La cuestión es si lo que realmente nos contamina sonoramente es sólo ese ruido ‘trasgresión del límite de decibelios permitido’. Sí lo fuera así, sería indicio de que el ruido está hecho de la convención social más evidente, de que no nos incomoda la confusión, la falta de sentido, sino sólo cierto nivel de decibeles. Entonces, ¿por qué no simplemente buscamos silencio? ¿Por qué van por ahí —crecen exponencialmente— tantas personas aferradas a su par de audífonos? ¿Se trata sólo de nuestras ganas de escuchar música? ¿Qué es la música?
La música produce placer y, generalmente, este es mayor cuando se escucha lo que se gusta. ¿De dónde viene ese placer? Como deducía Igor Stravinsky en la cátedra de poética musical que dictó en Harvard en el año lectivo 1939-1940, la música no simplemente se constituye de elementos sonoros: el placer que nos producirían el suave fluir del arroyo, el canto de un pájaro, no son música. ¿Y qué sí lo es? La organización —en esta palabra está la clave— de esos mismos elementos sonoros que presupone una acción consciente del hombre.

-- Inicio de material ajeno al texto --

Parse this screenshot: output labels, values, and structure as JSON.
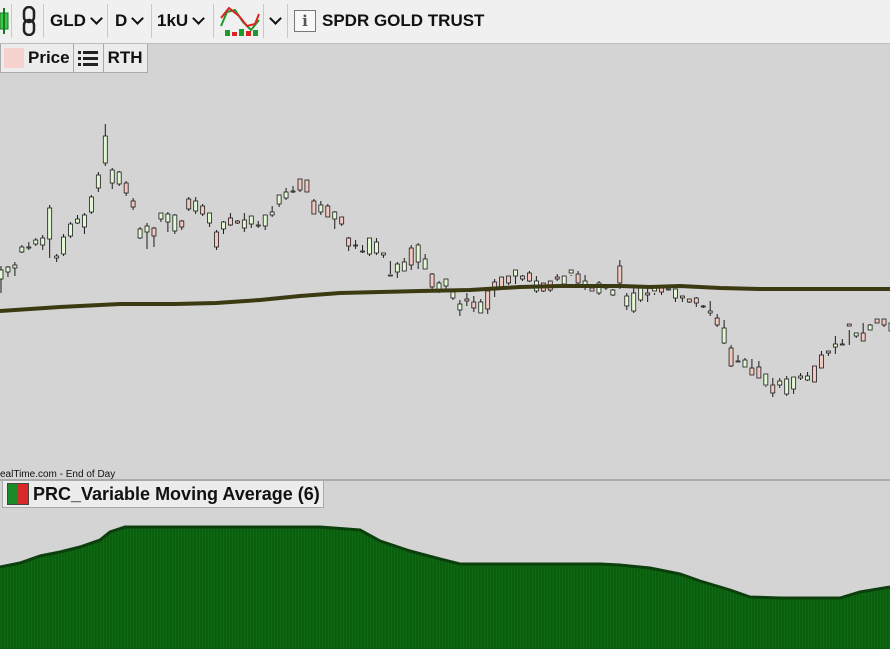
{
  "toolbar": {
    "symbol": "GLD",
    "interval": "D",
    "bar_count": "1kU",
    "info_icon": "i",
    "instrument_name": "SPDR GOLD TRUST"
  },
  "subbar": {
    "price_label": "Price",
    "session_label": "RTH"
  },
  "source_text": "ealTime.com - End of Day",
  "indicator": {
    "title": "PRC_Variable Moving Average (6)"
  },
  "colors": {
    "background": "#d4d4d4",
    "up_candle": "#e2f7d4",
    "down_candle": "#f2c8c0",
    "candle_outline": "#1a1a1a",
    "moving_average": "#3b3a12",
    "histogram": "#0e6b12",
    "histogram_edge": "#084a0a"
  },
  "chart_data": {
    "type": "candlestick",
    "candles": [
      [
        279,
        270,
        293,
        266
      ],
      [
        272,
        267,
        277,
        266
      ],
      [
        268,
        265,
        276,
        262
      ],
      [
        252,
        247,
        253,
        245
      ],
      [
        248,
        247,
        250,
        242
      ],
      [
        244,
        240,
        246,
        238
      ],
      [
        245,
        238,
        250,
        235
      ],
      [
        239,
        208,
        258,
        205
      ],
      [
        258,
        256,
        262,
        254
      ],
      [
        254,
        237,
        256,
        234
      ],
      [
        236,
        224,
        238,
        222
      ],
      [
        223,
        219,
        224,
        215
      ],
      [
        227,
        215,
        234,
        213
      ],
      [
        212,
        197,
        214,
        195
      ],
      [
        188,
        175,
        192,
        172
      ],
      [
        163,
        136,
        166,
        124
      ],
      [
        183,
        170,
        189,
        168
      ],
      [
        184,
        172,
        186,
        171
      ],
      [
        183,
        193,
        196,
        181
      ],
      [
        201,
        207,
        210,
        198
      ],
      [
        238,
        229,
        239,
        227
      ],
      [
        232,
        226,
        249,
        223
      ],
      [
        228,
        236,
        247,
        227
      ],
      [
        219,
        213,
        222,
        213
      ],
      [
        222,
        214,
        232,
        212
      ],
      [
        231,
        215,
        234,
        214
      ],
      [
        221,
        227,
        230,
        220
      ],
      [
        199,
        209,
        211,
        197
      ],
      [
        211,
        201,
        214,
        197
      ],
      [
        206,
        214,
        216,
        204
      ],
      [
        223,
        213,
        227,
        219
      ],
      [
        232,
        247,
        250,
        230
      ],
      [
        229,
        222,
        234,
        221
      ],
      [
        218,
        225,
        226,
        213
      ],
      [
        221,
        223,
        224,
        220
      ],
      [
        228,
        220,
        232,
        213
      ],
      [
        224,
        216,
        228,
        216
      ],
      [
        226,
        225,
        228,
        221
      ],
      [
        226,
        215,
        230,
        220
      ],
      [
        215,
        212,
        217,
        206
      ],
      [
        204,
        195,
        207,
        198
      ],
      [
        198,
        192,
        200,
        188
      ],
      [
        192,
        191,
        193,
        186
      ],
      [
        179,
        190,
        192,
        188
      ],
      [
        180,
        192,
        191,
        181
      ],
      [
        201,
        214,
        212,
        199
      ],
      [
        212,
        205,
        215,
        201
      ],
      [
        206,
        217,
        217,
        204
      ],
      [
        219,
        212,
        229,
        211
      ],
      [
        217,
        224,
        226,
        218
      ],
      [
        238,
        246,
        251,
        237
      ],
      [
        245,
        246,
        249,
        240
      ],
      [
        252,
        251,
        253,
        245
      ],
      [
        254,
        238,
        256,
        252
      ],
      [
        253,
        242,
        255,
        238
      ],
      [
        255,
        253,
        258,
        253
      ],
      [
        275,
        275,
        274,
        261
      ],
      [
        272,
        264,
        278,
        262
      ],
      [
        271,
        262,
        269,
        258
      ],
      [
        248,
        265,
        270,
        245
      ],
      [
        262,
        245,
        269,
        243
      ],
      [
        269,
        259,
        269,
        254
      ],
      [
        274,
        287,
        289,
        273
      ],
      [
        290,
        283,
        293,
        281
      ],
      [
        286,
        279,
        292,
        280
      ],
      [
        298,
        292,
        300,
        292
      ],
      [
        310,
        304,
        316,
        300
      ],
      [
        299,
        301,
        306,
        293
      ],
      [
        302,
        308,
        312,
        296
      ],
      [
        313,
        302,
        312,
        299
      ],
      [
        291,
        309,
        314,
        296
      ],
      [
        282,
        290,
        297,
        279
      ],
      [
        277,
        287,
        286,
        278
      ],
      [
        276,
        283,
        285,
        278
      ],
      [
        276,
        270,
        284,
        273
      ],
      [
        276,
        279,
        281,
        275
      ],
      [
        273,
        281,
        282,
        271
      ],
      [
        291,
        281,
        293,
        276
      ],
      [
        283,
        291,
        292,
        286
      ],
      [
        281,
        290,
        292,
        284
      ],
      [
        277,
        279,
        281,
        274
      ],
      [
        284,
        276,
        286,
        276
      ],
      [
        273,
        270,
        276,
        275
      ],
      [
        274,
        283,
        284,
        271
      ],
      [
        286,
        281,
        290,
        275
      ],
      [
        288,
        291,
        290,
        290
      ],
      [
        293,
        283,
        295,
        281
      ],
      [
        287,
        288,
        290,
        284
      ],
      [
        295,
        290,
        296,
        289
      ],
      [
        266,
        283,
        289,
        260
      ],
      [
        306,
        296,
        310,
        293
      ],
      [
        311,
        293,
        313,
        287
      ],
      [
        300,
        287,
        302,
        286
      ],
      [
        293,
        295,
        302,
        288
      ],
      [
        291,
        286,
        295,
        293
      ],
      [
        288,
        292,
        295,
        285
      ],
      [
        289,
        290,
        292,
        292
      ],
      [
        298,
        289,
        302,
        290
      ],
      [
        296,
        298,
        302,
        296
      ],
      [
        299,
        302,
        303,
        299
      ],
      [
        298,
        303,
        307,
        297
      ],
      [
        306,
        306,
        308,
        305
      ],
      [
        313,
        311,
        316,
        301
      ],
      [
        318,
        325,
        327,
        314
      ],
      [
        343,
        328,
        344,
        320
      ],
      [
        348,
        366,
        367,
        345
      ],
      [
        361,
        361,
        362,
        355
      ],
      [
        367,
        360,
        365,
        358
      ],
      [
        368,
        375,
        374,
        359
      ],
      [
        367,
        378,
        378,
        361
      ],
      [
        385,
        374,
        387,
        386
      ],
      [
        385,
        393,
        397,
        378
      ],
      [
        385,
        381,
        388,
        378
      ],
      [
        394,
        379,
        396,
        376
      ],
      [
        389,
        377,
        394,
        378
      ],
      [
        378,
        376,
        380,
        373
      ],
      [
        380,
        376,
        381,
        372
      ],
      [
        366,
        382,
        380,
        368
      ],
      [
        355,
        368,
        366,
        351
      ],
      [
        351,
        353,
        356,
        352
      ],
      [
        347,
        344,
        354,
        336
      ],
      [
        345,
        344,
        345,
        339
      ],
      [
        324,
        326,
        345,
        330
      ],
      [
        336,
        333,
        335,
        338
      ],
      [
        333,
        341,
        336,
        323
      ],
      [
        330,
        325,
        327,
        324
      ],
      [
        319,
        323,
        323,
        323
      ],
      [
        319,
        325,
        327,
        322
      ],
      [
        331,
        323,
        332,
        322
      ],
      [
        334,
        338,
        336,
        332
      ],
      [
        331,
        330,
        334,
        329
      ]
    ],
    "moving_average": [
      [
        0,
        311
      ],
      [
        60,
        307
      ],
      [
        120,
        304
      ],
      [
        175,
        304
      ],
      [
        216,
        303
      ],
      [
        260,
        300
      ],
      [
        300,
        296
      ],
      [
        340,
        293
      ],
      [
        380,
        292
      ],
      [
        420,
        291
      ],
      [
        470,
        290
      ],
      [
        520,
        287
      ],
      [
        560,
        286
      ],
      [
        620,
        286
      ],
      [
        650,
        287
      ],
      [
        680,
        286
      ],
      [
        720,
        288
      ],
      [
        760,
        289
      ],
      [
        800,
        289
      ],
      [
        890,
        289
      ]
    ],
    "histogram_levels": [
      [
        0,
        567
      ],
      [
        20,
        563
      ],
      [
        40,
        556
      ],
      [
        60,
        552
      ],
      [
        80,
        547
      ],
      [
        100,
        540
      ],
      [
        110,
        532
      ],
      [
        125,
        527
      ],
      [
        320,
        527
      ],
      [
        360,
        530
      ],
      [
        380,
        541
      ],
      [
        410,
        551
      ],
      [
        440,
        559
      ],
      [
        460,
        564
      ],
      [
        600,
        564
      ],
      [
        620,
        565
      ],
      [
        650,
        568
      ],
      [
        680,
        574
      ],
      [
        700,
        581
      ],
      [
        730,
        590
      ],
      [
        750,
        597
      ],
      [
        780,
        598
      ],
      [
        840,
        598
      ],
      [
        860,
        592
      ],
      [
        890,
        587
      ]
    ]
  }
}
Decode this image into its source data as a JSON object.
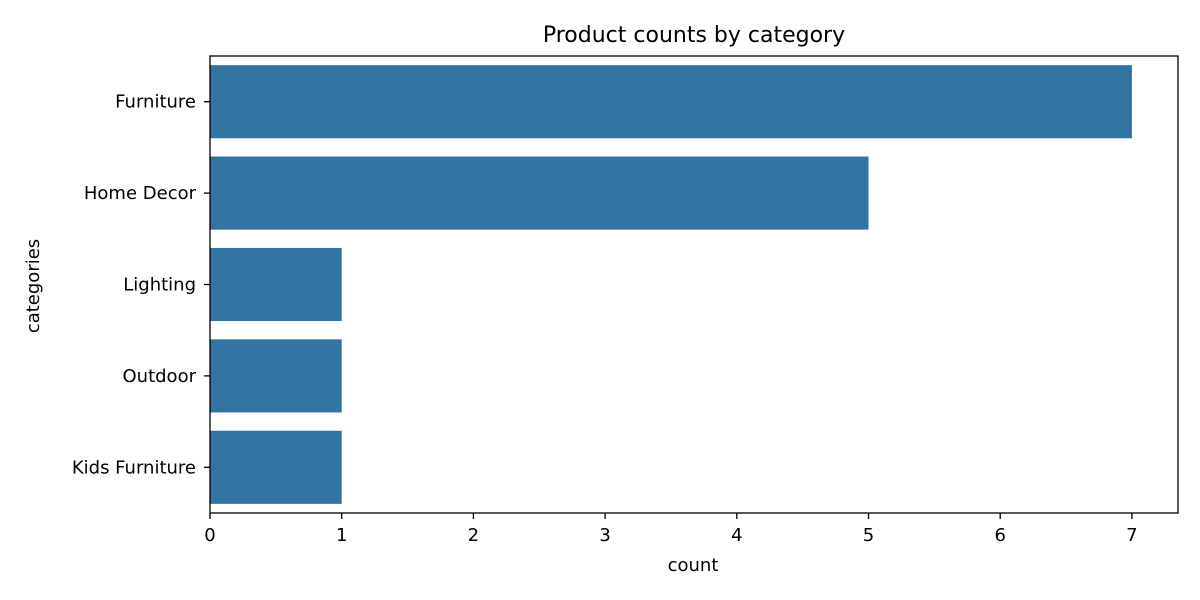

Ir por la ciudad aferrado a los audífonos es, entonces, una forma de resistir hoy ante la desorganización, ante la confusión, una manera fácil de evitar eso que nos desagrada, pero de lo cual librarnos realmente nos cuesta tanto. Pretendemos resistir así: instalados en el orden que supone la música.
El silencio queda pendiente para un próximo desvarío.